艾蒿就是草。艾特托瑪夫曾形容他的祖國是一片長滿牛蒡草、艾蒿和車前子的荒原;安房直子的故事里孩子們上山采艾蒿變成了兔子;張愛玲筆下的薄命小女傭叫小艾,日子的確是野生野長。不過小艾是蔞蒿,倒不是艾蒿。
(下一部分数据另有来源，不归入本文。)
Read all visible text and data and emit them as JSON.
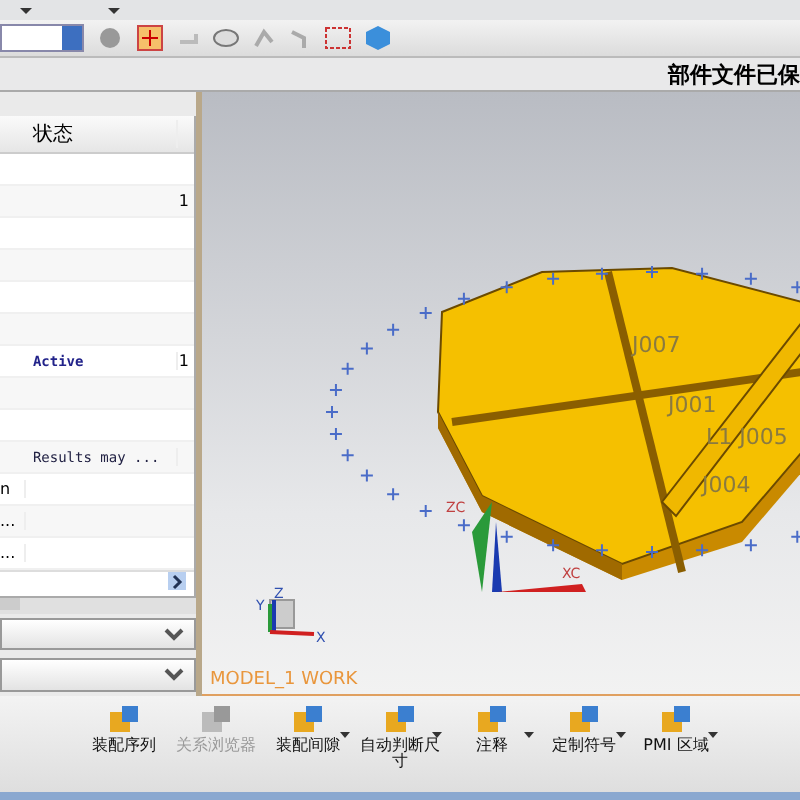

前幾年我膝蓋受傷,當時沒太在意,現在它卻像癡心不改的初戀情人,時時跳出來騷擾,拍片子又說一切正常。武漢正是梅雨天氣,膝蓋又疼起來,媽媽就給我幾根艾條。我一驚,呀,艾蒿香是我永遠不會陌生的。夏夜里,一天家務后,媽媽常常斜偎在躺椅上,膝彎手腕處,淡淡點燃一根艾條,灸她六十年勞頓的關節。現在輪到我了?!瓉頃r序的滄桑不是詩不是文,只是一把燃著的艾條。
選自《懸崖上的草莓》,有刪改

賞析
艾蒿是一種極普通的植物,無論貧富貴賤,家家都買得起、用得著;它的葉子有香氣,可以入藥,可以食用,又可以用來治??;艾蒿還和端午節的家鄉民俗聯系在一起,被人們賦予象征意義。作者以艾蒿喻人生,平凡的人生自有意義,平平淡淡、快快樂樂的生活才是人生常態。此外,其中也隱含著對故鄉多年不變的風俗的眷戀和對艾蒿的喜愛。